Cable Bench Press
- Synergist muscles
- Deltoid Anterior, Triceps Brachii
- Equipment
- Cable
- Body part
- Chest
- Type
- Strength
The cable bench press is a chest-pressing exercise that targets both heads of the pectoralis major (upper and lower chest), with the front deltoids and triceps assisting. Performed on a flat bench between two low cable pulleys, it keeps constant tension on the chest through the full range and is a joint-friendly alternative to the barbell press.
How to do the Cable Bench Press
- 1Set both cable pulleys to the lowest position and attach a single handle to each, then position a flat bench centered between the two stacks.
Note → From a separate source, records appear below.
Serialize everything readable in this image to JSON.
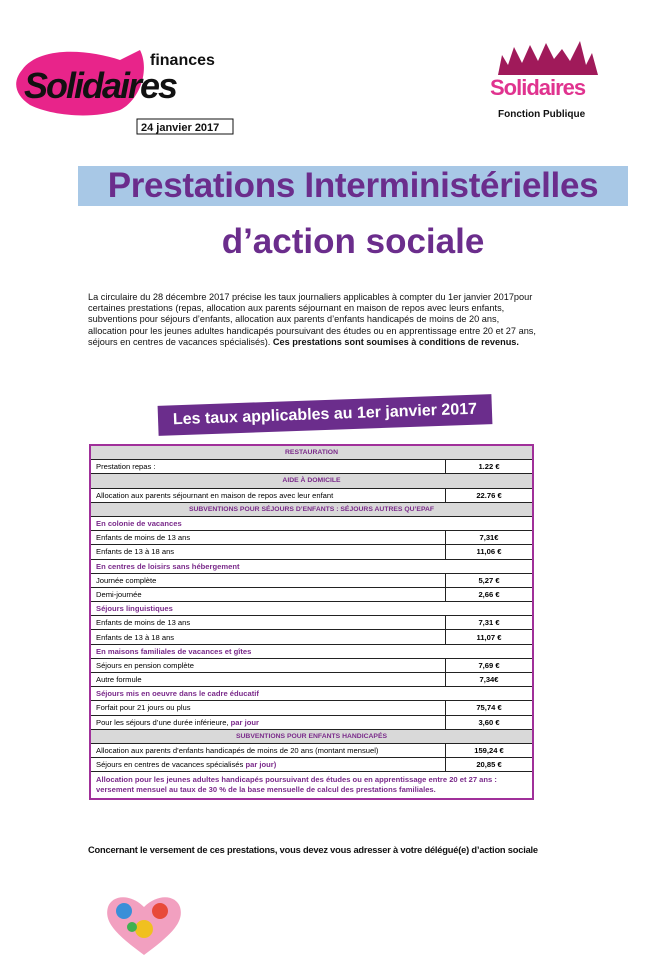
{
  "header": {
    "left_logo": {
      "tag": "finances",
      "name": "Solidaires",
      "date": "24 janvier 2017"
    },
    "right_logo": {
      "name": "Solidaires",
      "subtitle": "Fonction Publique"
    }
  },
  "title": {
    "line1": "Prestations Interministérielles",
    "line2": "d’action sociale"
  },
  "intro": {
    "text": "La circulaire du 28 décembre 2017 précise les taux journaliers applicables à compter du 1er janvier 2017pour certaines prestations (repas, allocation aux parents séjournant en maison de repos avec leurs enfants, subventions pour séjours d’enfants, allocation aux parents d’enfants handicapés de moins de 20 ans, allocation pour les jeunes adultes handicapés poursuivant des études ou en apprentissage entre 20 et 27 ans, séjours en centres de vacances spécialisés).",
    "bold": "Ces prestations sont soumises à conditions de revenus."
  },
  "banner": "Les taux applicables au 1er janvier 2017",
  "table": {
    "groups": [
      {
        "heading": "RESTAURATION",
        "items": [
          {
            "label": "Prestation repas :",
            "amount": "1.22 €"
          }
        ]
      },
      {
        "heading": "AIDE À DOMICILE",
        "items": [
          {
            "label": "Allocation aux parents séjournant en maison de repos avec leur enfant",
            "amount": "22.76 €"
          }
        ]
      },
      {
        "heading": "SUBVENTIONS POUR SÉJOURS D’ENFANTS : SÉJOURS AUTRES QU’EPAF",
        "subgroups": [
          {
            "heading": "En colonie de vacances",
            "items": [
              {
                "label": "Enfants de moins de 13 ans",
                "amount": "7,31€"
              },
              {
                "label": "Enfants de 13 à 18 ans",
                "amount": "11,06 €"
              }
            ]
          },
          {
            "heading": "En centres de loisirs sans hébergement",
            "items": [
              {
                "label": "Journée complète",
                "amount": "5,27 €"
              },
              {
                "label": "Demi-journée",
                "amount": "2,66 €"
              }
            ]
          },
          {
            "heading": "Séjours linguistiques",
            "items": [
              {
                "label": "Enfants de moins de 13 ans",
                "amount": "7,31 €"
              },
              {
                "label": "Enfants de 13 à 18 ans",
                "amount": "11,07 €"
              }
            ]
          },
          {
            "heading": "En maisons familiales de vacances et gîtes",
            "items": [
              {
                "label": "Séjours en pension complète",
                "amount": "7,69 €"
              },
              {
                "label": "Autre formule",
                "amount": "7,34€"
              }
            ]
          },
          {
            "heading": "Séjours mis en oeuvre dans le cadre éducatif",
            "items": [
              {
                "label": "Forfait pour 21 jours ou plus",
                "amount": "75,74 €"
              },
              {
                "label": "Pour les séjours d’une durée inférieure,",
                "emphasis": "par jour",
                "amount": "3,60 €"
              }
            ]
          }
        ]
      },
      {
        "heading": "SUBVENTIONS POUR ENFANTS HANDICAPÉS",
        "items": [
          {
            "label": "Allocation aux parents d’enfants handicapés de moins de 20 ans (montant mensuel)",
            "amount": "159,24 €"
          },
          {
            "label": "Séjours en centres de vacances spécialisés",
            "emphasis": "par jour)",
            "amount": "20,85 €"
          }
        ]
      }
    ],
    "note": "Allocation pour les jeunes adultes handicapés poursuivant des études ou en apprentissage entre 20 et 27 ans : versement mensuel au taux de 30 % de la base mensuelle de calcul des prestations familiales."
  },
  "footer": "Concernant le versement de ces prestations, vous devez vous adresser à votre délégué(e) d’action sociale"
}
- 2Grab a handle in each hand, sit down, and lie back on the bench with your feet planted firmly on the floor.
- 3Pull your shoulder blades down and together against the bench, and press the handles up so your arms are extended over your chest with palms facing your feet.
- 4Lower the handles under control out to the sides of your chest, keeping your elbows at roughly a 45° angle to your torso until you feel a stretch across your chest.
- 5Press the handles back up and slightly inward, squeezing your chest until your arms are fully extended and the handles nearly touch over the midline.
- 6Keep your wrists stacked over your forearms and your core braced throughout each rep.
- 7Complete your reps, then lower the handles to your chest and set them down or return them to the stacks with control.
Form tips
- Press the handles slightly toward each other at the top to maximize the chest contraction the cables make possible.
- Keep your shoulder blades retracted and your upper back tight against the bench to protect your shoulders and create a stable pressing base.
- Move slowly and stay in control — the cables pull constantly, so resisting on the way down keeps tension on the chest.
- Drive your feet into the floor to stabilize your whole body and keep your hips on the bench.
- Set the pulleys to the same height on both sides so the resistance is even and your reps stay symmetrical.
Common mistakes
- Letting the handles snap back at the bottom instead of resisting them, which kills the chest tension that makes the cable version effective.
- Flaring your elbows straight out to the sides, which shifts stress onto the shoulder joints and away from the chest.
- Pressing with uneven arms so one side lags, which builds strength imbalances over time.
- Letting your wrists bend backward under the load instead of keeping them stacked, which strains the wrist joints.
- Shrugging your shoulders up off the bench, which loses the stable base and reduces chest activation.
Frequently asked questions
What muscles does the cable bench press work?
It primarily works both heads of the pectoralis major (the upper and lower chest), with the front deltoids and triceps acting as synergists to help press the handles.
Is the cable bench press better than the barbell bench press?
Neither is strictly better. The cable version keeps constant tension on the chest and is easier on the shoulders and to do solo, while the barbell lets you load heavier weight for raw strength.
Is the cable bench press good for beginners?
Yes. The cables guide the path and let you train without a spotter, so it is a safe way to learn chest pressing and build a mind-muscle connection before loading heavy barbell work.
How many sets and reps should I do?
For most lifters, 3 to 4 sets of 8 to 15 reps works well. The cable bench press suits moderate weight and higher reps where constant tension and a strong chest squeeze pay off.
Where should I feel the cable bench press?
You should feel it across your chest, with some help from the front shoulders and triceps. If you feel it mostly in your shoulders, tuck your elbows and keep your shoulder blades pinned back.